Sunday 31 May 2009

Happy Christmas, love Vole

On the abortive but fun Map Twats walk yesterday was the author of Days of Enlightenment - which is a brilliant read, nothing like mine. He told me that his father was reading the copy of David Peace's GB84 that I'd given Mr Enlightenment for his birthday. I was pleased that somebody I don't know was enjoying it, and it made me wonder about the afterlives of all the presents we give.

I usually give books, sometimes music, sometimes other things, but I always think carefully and try to suit the gift to the person - sometimes with a private joke shared only by us or me. This may not always be successful. So what happens to all these gifts? Is a book read, re-read and treasured? Is it read once and kept only because it was a present? Or is the gift considered to be the experience of receiving and the object and unimportant symptom?
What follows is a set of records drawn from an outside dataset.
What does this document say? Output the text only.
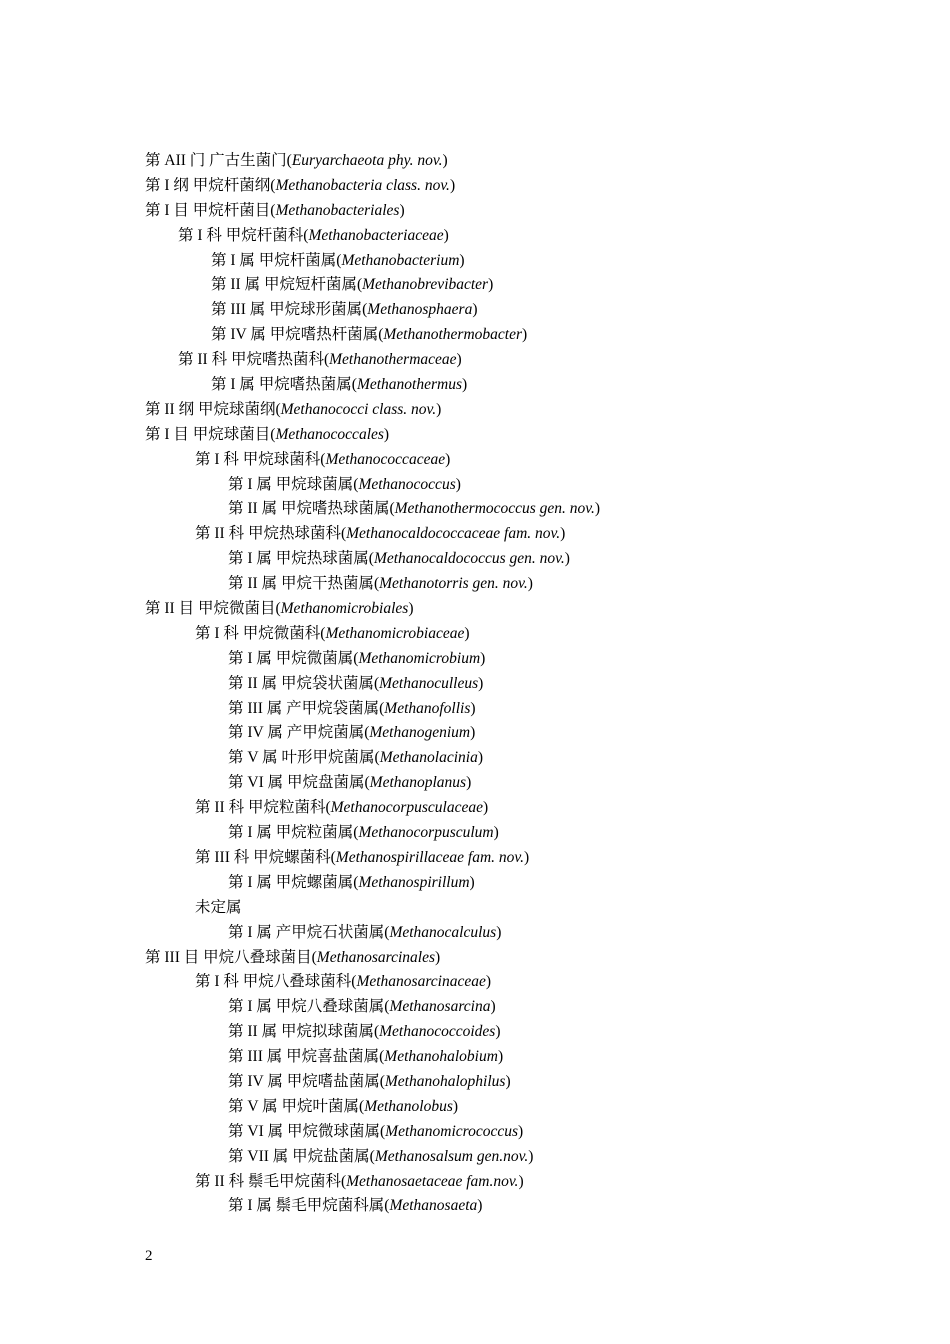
第 AII 门 广古生菌门(Euryarchaeota phy. nov.)
第 I 纲 甲烷杆菌纲(Methanobacteria class. nov.)
第 I 目 甲烷杆菌目(Methanobacteriales)
第 I 科 甲烷杆菌科(Methanobacteriaceae)
第 I 属 甲烷杆菌属(Methanobacterium)
第 II 属 甲烷短杆菌属(Methanobrevibacter)
第 III 属 甲烷球形菌属(Methanosphaera)
第 IV 属 甲烷嗜热杆菌属(Methanothermobacter)
第 II 科 甲烷嗜热菌科(Methanothermaceae)
第 I 属 甲烷嗜热菌属(Methanothermus)
第 II 纲 甲烷球菌纲(Methanococci class. nov.)
第 I 目 甲烷球菌目(Methanococcales)
第 I 科 甲烷球菌科(Methanococcaceae)
第 I 属 甲烷球菌属(Methanococcus)
第 II 属 甲烷嗜热球菌属(Methanothermococcus gen. nov.)
第 II 科 甲烷热球菌科(Methanocaldococcaceae fam. nov.)
第 I 属 甲烷热球菌属(Methanocaldococcus gen. nov.)
第 II 属 甲烷干热菌属(Methanotorris gen. nov.)
第 II 目 甲烷微菌目(Methanomicrobiales)
第 I 科 甲烷微菌科(Methanomicrobiaceae)
第 I 属 甲烷微菌属(Methanomicrobium)
第 II 属 甲烷袋状菌属(Methanoculleus)
第 III 属 产甲烷袋菌属(Methanofollis)
第 IV 属 产甲烷菌属(Methanogenium)
第 V 属 叶形甲烷菌属(Methanolacinia)
第 VI 属 甲烷盘菌属(Methanoplanus)
第 II 科 甲烷粒菌科(Methanocorpusculaceae)
第 I 属 甲烷粒菌属(Methanocorpusculum)
第 III 科 甲烷螺菌科(Methanospirillaceae fam. nov.)
第 I 属 甲烷螺菌属(Methanospirillum)
未定属
第 I 属 产甲烷石状菌属(Methanocalculus)
第 III 目 甲烷八叠球菌目(Methanosarcinales)
第 I 科 甲烷八叠球菌科(Methanosarcinaceae)
第 I 属 甲烷八叠球菌属(Methanosarcina)
第 II 属 甲烷拟球菌属(Methanococcoides)
第 III 属 甲烷喜盐菌属(Methanohalobium)
第 IV 属 甲烷嗜盐菌属(Methanohalophilus)
第 V 属 甲烷叶菌属(Methanolobus)
第 VI 属 甲烷微球菌属(Methanomicrococcus)
第 VII 属 甲烷盐菌属(Methanosalsum gen.nov.)
第 II 科 鬃毛甲烷菌科(Methanosaetaceae fam.nov.)
第 I 属 鬃毛甲烷菌科属(Methanosaeta)
2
Perhaps the book is lent on, passed around on reccommendation, given away or lost, the inscriptions fading and becoming more puzzling the further it gets from the original giver and recipient.

I have several thousand books, many presents or second-hand, and many of these are dedicated to unknown people with names found only in the past: Mabel, Flo, Edwin and Gladys, all presumably dead, all of whom recieved books as tokens of love, respect, passion, commiseration, achievement, perhaps even spite or rejection - puzzles to be considered in conjunction with the texts. Why give someone a work of critical theory for their birthday? Why is a guide to the gravestones of famous people a cheery Christmas present? Why did Clinton give Walt Whitman, the rampantly homosexual poet of America, to Monica Lewinsky? (There's a PhD in that). Then there's the question of disposal. Have I acquired all the books that speak of passion between people of bygone generations because, symbolic exchange complete, the texts are mere husks to be discarded? Perhaps some illiterate or ashamed children threw them out, or the love dimmed and the books could no longer be tolerated.
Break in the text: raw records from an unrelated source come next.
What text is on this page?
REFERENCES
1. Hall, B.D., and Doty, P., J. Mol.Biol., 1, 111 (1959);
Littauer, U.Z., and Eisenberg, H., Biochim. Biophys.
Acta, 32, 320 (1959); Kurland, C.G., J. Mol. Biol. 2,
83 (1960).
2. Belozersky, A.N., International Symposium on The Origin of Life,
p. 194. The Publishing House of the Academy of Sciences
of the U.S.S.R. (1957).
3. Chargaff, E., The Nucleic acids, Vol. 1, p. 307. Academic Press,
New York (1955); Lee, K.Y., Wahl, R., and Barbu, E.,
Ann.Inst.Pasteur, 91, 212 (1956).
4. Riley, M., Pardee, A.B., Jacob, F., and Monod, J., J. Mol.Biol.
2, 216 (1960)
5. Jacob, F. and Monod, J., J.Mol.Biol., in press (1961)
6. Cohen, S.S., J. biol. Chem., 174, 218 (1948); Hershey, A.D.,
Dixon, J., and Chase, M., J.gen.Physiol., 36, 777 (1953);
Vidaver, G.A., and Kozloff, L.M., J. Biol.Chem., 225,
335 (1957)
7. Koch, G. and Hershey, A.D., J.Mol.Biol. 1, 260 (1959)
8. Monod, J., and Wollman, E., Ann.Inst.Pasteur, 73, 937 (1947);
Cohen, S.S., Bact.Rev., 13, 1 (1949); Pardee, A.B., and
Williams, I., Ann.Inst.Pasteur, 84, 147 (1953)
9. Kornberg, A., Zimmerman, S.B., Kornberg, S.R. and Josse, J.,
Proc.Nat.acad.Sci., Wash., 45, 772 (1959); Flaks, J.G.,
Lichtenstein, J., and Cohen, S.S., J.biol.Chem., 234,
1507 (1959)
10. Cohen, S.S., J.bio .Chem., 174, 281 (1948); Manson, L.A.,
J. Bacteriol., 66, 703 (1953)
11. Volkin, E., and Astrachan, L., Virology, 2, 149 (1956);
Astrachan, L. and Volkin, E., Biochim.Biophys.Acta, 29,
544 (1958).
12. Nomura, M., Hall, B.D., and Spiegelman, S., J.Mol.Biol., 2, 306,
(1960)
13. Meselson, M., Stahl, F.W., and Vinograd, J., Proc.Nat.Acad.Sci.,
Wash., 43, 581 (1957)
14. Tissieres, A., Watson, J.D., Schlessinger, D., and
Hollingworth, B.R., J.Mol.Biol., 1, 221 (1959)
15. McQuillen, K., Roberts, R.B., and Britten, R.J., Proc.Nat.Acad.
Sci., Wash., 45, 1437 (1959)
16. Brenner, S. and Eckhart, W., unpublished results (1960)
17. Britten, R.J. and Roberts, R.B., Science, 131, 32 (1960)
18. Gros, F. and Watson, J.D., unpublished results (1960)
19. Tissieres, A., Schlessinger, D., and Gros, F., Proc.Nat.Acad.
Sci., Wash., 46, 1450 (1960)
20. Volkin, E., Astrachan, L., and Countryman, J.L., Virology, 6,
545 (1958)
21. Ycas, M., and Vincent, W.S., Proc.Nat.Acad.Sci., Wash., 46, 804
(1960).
In each of these short declarations, there's a story. I assume that you write in all the books you give away - I do. If I really don't like them, I buy them a whodunnit and copy the last line with the murderer's name onto the flyleaf: it's even more annoying than tip-exing the killer's identity on the last page. Another piece of one-upmanship is to give them a book in a language they don't know and affect surprise: 'Really? Of course my pronunciation's a little rusty these days, but I thought everybody had a smattering of Basque. I still have the receipt…'

2 comments:

Anonymous said...

Have you heard about the people who leave their books in public places? You are meant to give away your favourite books, but leave them on a bus not actually give them away. It seems a lovely idea. I don't think half of the people who would find the books would actually read them just rip them up or draw on them or something...

The Plashing Vole said...

There's a Book Crossing point in the café at the Light House, and some stations (Stoke amongst them) have the same kind of thing in the waiting rooms. I'm a Library Thing member, and they have a kind of swap shop - not that I'd ever give a book away.